"Brainwashing" (also called "The Brainwashing Manual") is an extremely curious text published in 1955 by the Church of Scientology. The book is supposedly a summary or "synthesis" of several secret Soviet manuals on brain-washing. It also contains a speech supposedly given by Stalin's most notorious henchman, Lavrentiy Beria, to American Communist students at the Lenin University in Moscow. The leader of Scientology, Ron Hubbard, claimed that the original manuals were sent to the Church by a mysterious man named Charles Stickley, a professor in New York City. Most people suspect that Stickley is a purely imaginary character, and that "Brainwashing" is really the brain-child of Hubbard himself. In other words, the book is a forgery. Hubbard sent the book to the FBI and other government authorities, but despite the Cold War paranoia prevalent at the time, nobody seems to have taken the work seriously. Hubbard already had the reputation of being a crank, and a secret FBI file referred to him as "a mental case".
That "Brainwashing" can't be based on an actual Soviet manual, secret or not, is obvious.
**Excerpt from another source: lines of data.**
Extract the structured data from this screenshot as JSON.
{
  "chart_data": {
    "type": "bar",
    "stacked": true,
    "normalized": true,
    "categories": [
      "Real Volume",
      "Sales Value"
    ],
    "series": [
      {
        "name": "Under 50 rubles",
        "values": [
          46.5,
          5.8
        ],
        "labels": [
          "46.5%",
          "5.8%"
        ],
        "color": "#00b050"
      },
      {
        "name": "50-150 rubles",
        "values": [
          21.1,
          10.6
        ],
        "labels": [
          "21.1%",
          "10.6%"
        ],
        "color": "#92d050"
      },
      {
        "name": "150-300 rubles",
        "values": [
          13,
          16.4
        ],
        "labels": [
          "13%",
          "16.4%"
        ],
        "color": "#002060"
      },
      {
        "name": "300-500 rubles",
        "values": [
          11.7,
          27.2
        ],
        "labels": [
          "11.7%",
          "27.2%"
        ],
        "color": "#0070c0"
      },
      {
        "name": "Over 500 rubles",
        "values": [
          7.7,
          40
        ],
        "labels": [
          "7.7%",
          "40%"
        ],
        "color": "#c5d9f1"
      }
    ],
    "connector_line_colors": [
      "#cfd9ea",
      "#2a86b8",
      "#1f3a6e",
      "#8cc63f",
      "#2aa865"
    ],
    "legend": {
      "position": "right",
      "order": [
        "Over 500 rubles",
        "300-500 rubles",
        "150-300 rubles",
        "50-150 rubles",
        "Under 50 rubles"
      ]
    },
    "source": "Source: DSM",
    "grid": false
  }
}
The Soviet Union is constantly referred to as "Russia", the work contains no Russian cultural references while at one point mentioning "Alice in Wonderland", and there are no quotations from Stalin, despite the prevalent cult of his personality. "Beria" at one point expresses the hope that the Russians will control Vienna, strangely oblivious to the fact that the Soviets *did* control parts of Vienna already. Austria was under joint Allied occupation until 1955 - presumably, Hubbard had never seen "The Third Man"! Hubbard attempted to silence the critics by the claim that the book was a summary or synthesis, rather than a verbatim translation, but that's what they always say, isn't it? Since nobody has seen the original, his apologia is worthless.
The strongest indication of the real authorship is the actual content of "Brainwashing". Hubbard believed that psychiatry was a gigantic, evil conspiracy against mankind. For instance, psychiatrists opposed his own system of mental healing, Dianetics. Thus, the "Soviet" manual describes how Communists infiltrate American psychiatry, take over the nation and (surprise) do everything possible to discredit Dianetics! One method of doing so is to secretly inject drugs into people being treated by Dianetic auditors, thereby driving them insane and blaming their mental breakdowns on Dianetics. (Hubbard's critics had charged that some patients really did suffer mental breakdowns during auditing.)
The manual further says that opponents of psychoanalysis should be diagnosed with insanity and committed to some suitable mental institution. Apparently, the paranoid Hubbard had often expressed the suspicion that his opponents wanted to incarcerate him in precisely this manner. "Brainwashing" expresses strong support for drugs, lobotomy, electric shocks and brutality against the mentally ill in general. Hubbard strongly claimed to oppose such methods. The obsession with hypnosis and the sexual undertones of some sections also strike me as typically Hubbardian traits.
"Brainwashing" obviously doesn't tell us much about actual Soviet strategy during the Cold War. Indeed, it may not even tell us much about Western, anti-Communist propaganda. At bottom, this is a sneak peek into the "mental" worldview of Lafayette Ron Hubbard, founder of Scientology.